I'd also be interested in psuedo-code showing how one would measure lock contention and detect any synchronization failures. I am aware that the threading and multiprocessing with their respective Queue()
objects are the most straightforward way to implement a Python producer/consumer processing model).
I'm sure the locks will provide mutual exclusion, but I don't know if they will give you a memory barrier. It seems like jumping into the kernel (which fcntl, flock, and lockf will do) is likely to do something that forces out of order memory reads and writes to commit, but I doubt you'll get a hard guarantee.
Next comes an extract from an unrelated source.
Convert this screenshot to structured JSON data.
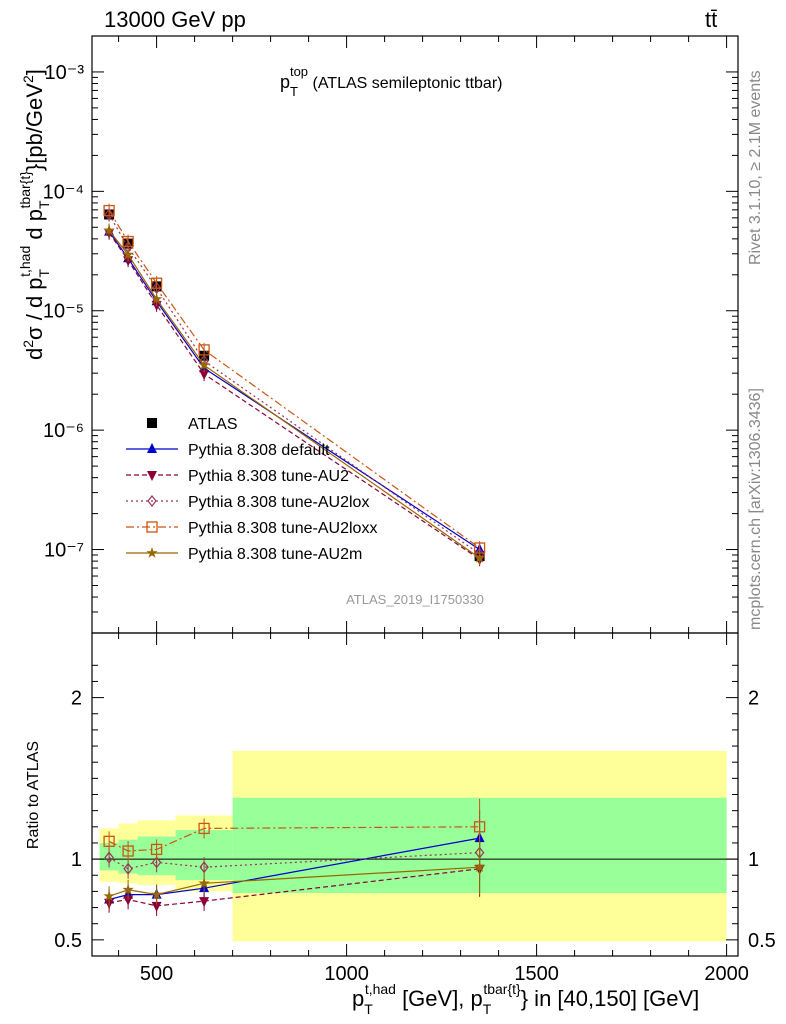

I think this is one of those things where it probably works, and testing will show that it does work, but you won't know that it always works unless you find a reference saying as much.
I've done something similar to this from C, but I used atomic spinlocks in the shared memory itself. It used to be that you had to do a little bit of inline assembly, but gcc now has some intrinsic operations that you can use:
http://gcc.gnu.org/onlinedocs/gcc/Atomic-Builtins.html
If you're willing to write a very simple Python extension, you could wrap __sync_lock_test_and_set(...) and __sync_lock_release(...) to do what you need. Those should be pretty portable.
I believe there is a way to put pthread mutexes into shared memory too, but I don't have any experience with that. Again, you'd have to write a simple C extension to get access to that from Python.